On the Hood, where acclimation sites abound (smolts released throughout the watershed), residualism (precocious parr or resident trout from fish that fail to migrate) is a serious issue, for both the river ecology (predators and competitors) and genetic impact. Although most residual parr die after displacing or out-competing smaller wild parr and consuming wild fry, some mature and spawn with wild fish. Spawning (residual) parr also likely confounded the Hood River analysis - both the wild and the hatchery brood and return samples were derived from a population containing residualized hatchery steelhead.

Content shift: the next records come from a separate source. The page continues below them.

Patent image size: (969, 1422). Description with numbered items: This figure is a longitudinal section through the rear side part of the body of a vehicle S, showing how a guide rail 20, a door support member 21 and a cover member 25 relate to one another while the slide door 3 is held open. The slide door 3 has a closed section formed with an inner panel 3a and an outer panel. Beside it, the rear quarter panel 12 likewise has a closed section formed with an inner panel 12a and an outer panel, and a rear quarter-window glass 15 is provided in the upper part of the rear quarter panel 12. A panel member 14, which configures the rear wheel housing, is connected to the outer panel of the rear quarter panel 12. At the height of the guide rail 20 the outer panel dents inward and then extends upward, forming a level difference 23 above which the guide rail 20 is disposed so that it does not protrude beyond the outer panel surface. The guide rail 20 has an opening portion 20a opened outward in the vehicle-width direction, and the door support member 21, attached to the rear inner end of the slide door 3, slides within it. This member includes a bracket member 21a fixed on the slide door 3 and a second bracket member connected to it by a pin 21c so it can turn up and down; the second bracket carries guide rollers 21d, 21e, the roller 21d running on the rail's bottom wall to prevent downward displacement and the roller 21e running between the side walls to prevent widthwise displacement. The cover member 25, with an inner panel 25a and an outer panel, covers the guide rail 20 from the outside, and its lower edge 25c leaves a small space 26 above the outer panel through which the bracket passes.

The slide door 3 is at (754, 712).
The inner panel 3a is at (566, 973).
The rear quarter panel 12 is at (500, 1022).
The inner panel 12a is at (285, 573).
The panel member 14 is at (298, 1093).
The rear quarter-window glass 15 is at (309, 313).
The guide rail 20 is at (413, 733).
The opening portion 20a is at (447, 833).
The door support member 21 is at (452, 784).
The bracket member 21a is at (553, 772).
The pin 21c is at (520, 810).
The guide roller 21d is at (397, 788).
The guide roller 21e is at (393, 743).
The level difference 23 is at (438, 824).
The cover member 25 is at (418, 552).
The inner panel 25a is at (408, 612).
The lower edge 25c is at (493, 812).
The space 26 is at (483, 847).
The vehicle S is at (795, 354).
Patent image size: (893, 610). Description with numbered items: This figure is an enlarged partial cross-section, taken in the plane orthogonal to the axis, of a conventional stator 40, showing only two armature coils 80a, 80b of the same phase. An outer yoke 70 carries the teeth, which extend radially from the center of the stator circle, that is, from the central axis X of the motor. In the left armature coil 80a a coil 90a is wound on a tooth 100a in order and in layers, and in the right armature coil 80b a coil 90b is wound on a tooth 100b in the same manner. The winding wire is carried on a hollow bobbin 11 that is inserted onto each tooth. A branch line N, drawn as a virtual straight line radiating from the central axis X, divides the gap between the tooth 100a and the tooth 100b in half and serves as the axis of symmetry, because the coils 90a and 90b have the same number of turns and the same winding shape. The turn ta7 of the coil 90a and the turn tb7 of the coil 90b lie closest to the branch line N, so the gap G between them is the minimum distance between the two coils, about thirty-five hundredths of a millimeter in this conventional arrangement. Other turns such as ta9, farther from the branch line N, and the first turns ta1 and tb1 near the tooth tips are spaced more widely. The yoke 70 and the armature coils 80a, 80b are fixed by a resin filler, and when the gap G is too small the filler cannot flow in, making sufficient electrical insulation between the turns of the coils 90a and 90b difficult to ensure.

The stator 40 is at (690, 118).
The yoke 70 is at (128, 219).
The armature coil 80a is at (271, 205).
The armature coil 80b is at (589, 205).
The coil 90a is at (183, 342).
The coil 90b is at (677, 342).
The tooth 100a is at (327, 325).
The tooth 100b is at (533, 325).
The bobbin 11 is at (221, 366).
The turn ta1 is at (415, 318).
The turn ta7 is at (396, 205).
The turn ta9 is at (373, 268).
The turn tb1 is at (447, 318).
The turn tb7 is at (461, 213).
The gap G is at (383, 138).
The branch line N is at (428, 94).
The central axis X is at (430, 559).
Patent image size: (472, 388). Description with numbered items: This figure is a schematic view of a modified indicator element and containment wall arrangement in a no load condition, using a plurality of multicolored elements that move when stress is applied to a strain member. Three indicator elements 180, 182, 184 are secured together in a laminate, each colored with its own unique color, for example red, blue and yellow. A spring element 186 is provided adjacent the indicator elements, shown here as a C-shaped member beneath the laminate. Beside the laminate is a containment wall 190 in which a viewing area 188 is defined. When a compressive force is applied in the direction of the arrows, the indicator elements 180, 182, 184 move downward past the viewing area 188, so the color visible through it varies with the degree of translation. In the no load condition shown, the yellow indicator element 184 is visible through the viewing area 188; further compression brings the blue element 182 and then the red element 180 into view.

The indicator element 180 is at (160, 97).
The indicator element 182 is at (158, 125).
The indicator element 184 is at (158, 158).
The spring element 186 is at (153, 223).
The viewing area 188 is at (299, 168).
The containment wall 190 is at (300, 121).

Some evidence of collaboration with similar projects (e.g., Forks Creek, Mintow, Grande Ronde) would be a benefit, but at this level of the investigation and academic qualifications, it can be assumed. Published results should be provided (soon). Nevertheless, sponsors need to tie this work into other work in the basin. What is the connection between this work and that of other agencies (ODFW and NOAA) on supplementation?

A few questions remain:

•Blouin's work and Kostow's papers seem to present different interpretations of the relative success of hatchery fish. This needs to be addressed.

•Power analysis of genetic work? How many loci and alleles are needed?

•Planning for post-Powerdale? How will the work continue or be affected by the removal of the dam, where the key data on adult returns is collected?